We also need to be directed to Scripture in total, not just the passages that we’re most comfortable with. We have to take the entire text seriously, neglecting nothing. And though it is almost inevitable (and sometimes desirable) that certain parts of the Bible become keys by which we understand the rest, we must be critical of what we take to be those keys. The Pharisees unthinkingly took Deuteronomy 24:1-4 as one of their keys; Jesus asserted that Genesis 1-2 was the actual key by which Deuteronomy 24 should be understood. We too can pick the wrong interpretive key and not know it and thereby distort our understanding of the whole thing.

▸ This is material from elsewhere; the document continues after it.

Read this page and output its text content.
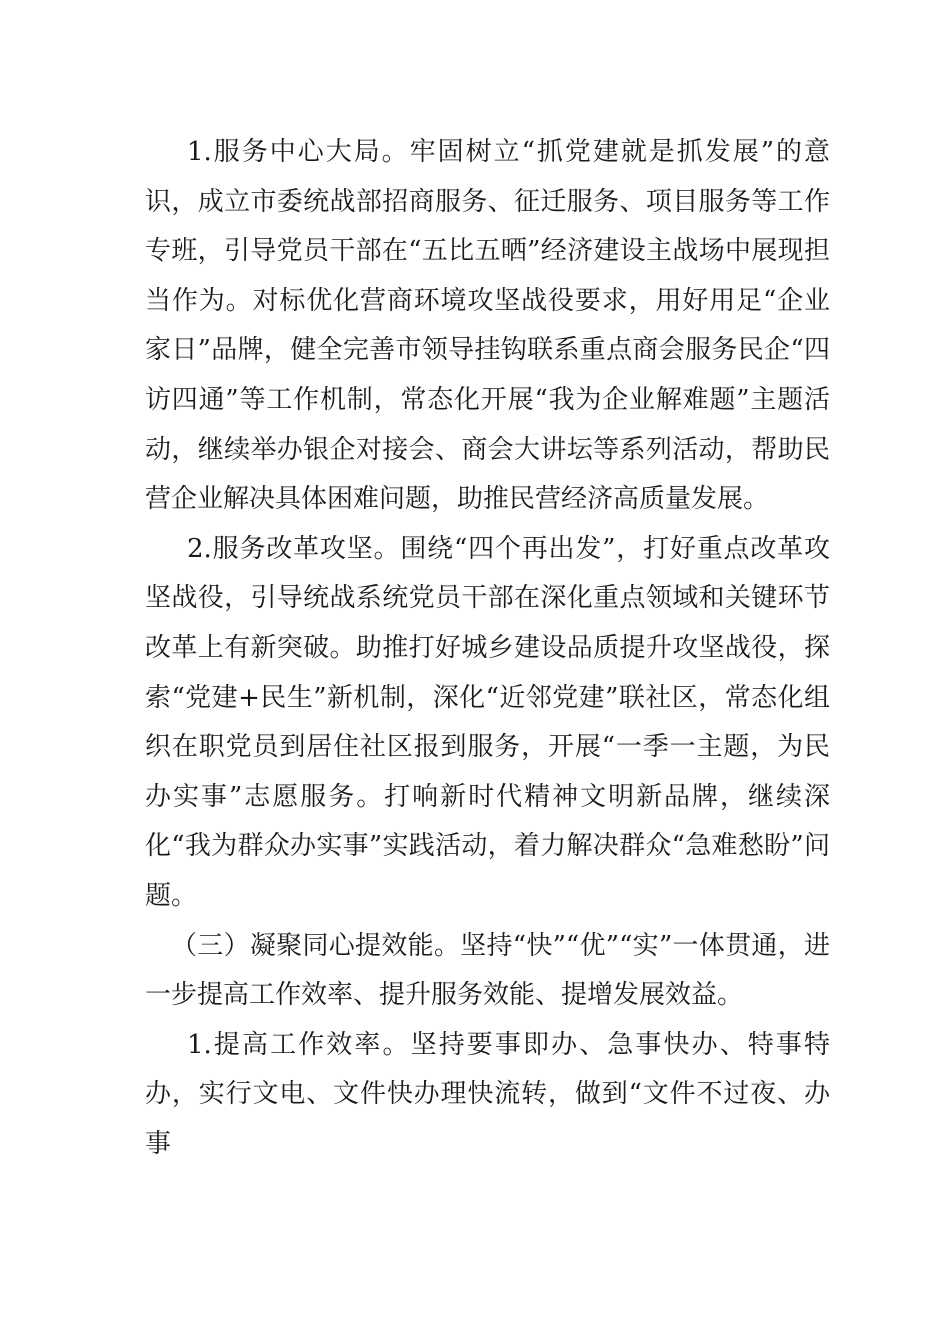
1.服务中心大局。牢固树立“抓党建就是抓发展”的意识，成立市委统战部招商服务、征迁服务、项目服务等工作专班，引导党员干部在“五比五晒”经济建设主战场中展现担当作为。对标优化营商环境攻坚战役要求，用好用足“企业家日”品牌，健全完善市领导挂钩联系重点商会服务民企“四访四通”等工作机制，常态化开展“我为企业解难题”主题活动，继续举办银企对接会、商会大讲坛等系列活动，帮助民营企业解决具体困难问题，助推民营经济高质量发展。

2.服务改革攻坚。围绕“四个再出发”，打好重点改革攻坚战役，引导统战系统党员干部在深化重点领域和关键环节改革上有新突破。助推打好城乡建设品质提升攻坚战役，探索“党建+民生”新机制，深化“近邻党建”联社区，常态化组织在职党员到居住社区报到服务，开展“一季一主题，为民办实事”志愿服务。打响新时代精神文明新品牌，继续深化“我为群众办实事”实践活动，着力解决群众“急难愁盼”问题。

（三）凝聚同心提效能。坚持“快”“优”“实”一体贯通，进一步提高工作效率、提升服务效能、提增发展效益。

1.提高工作效率。坚持要事即办、急事快办、特事特办，实行文电、文件快办理快流转，做到“文件不过夜、办事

Ironically, Jesus’ teaching about Scripture in this particular text is obscured by centuries of Christians doing the very things Jesus rebukes. Rather than looking squarely at what Mark says, we’ve been distracted by what copyists, interpreters, and translators say he said. To be fair, one of those distractions has been Matthew, and as a biblical author it’s crucial that we not neglect what he said either. But we’ve taken Matthew’s version of the story as the interpretive key to Mark such that it has swamped the latter text and substituted a false unison for the harmony of their distinct and complementary voices. Our penchant for using Matthew as a shorthand for Mark prevents us from looking at all of Scripture.

We would be wise to ask God humbly in prayer to correct us when we think we can phrase or organize the Bible better than he can. I hope we keep getting better at receiving what he gave us.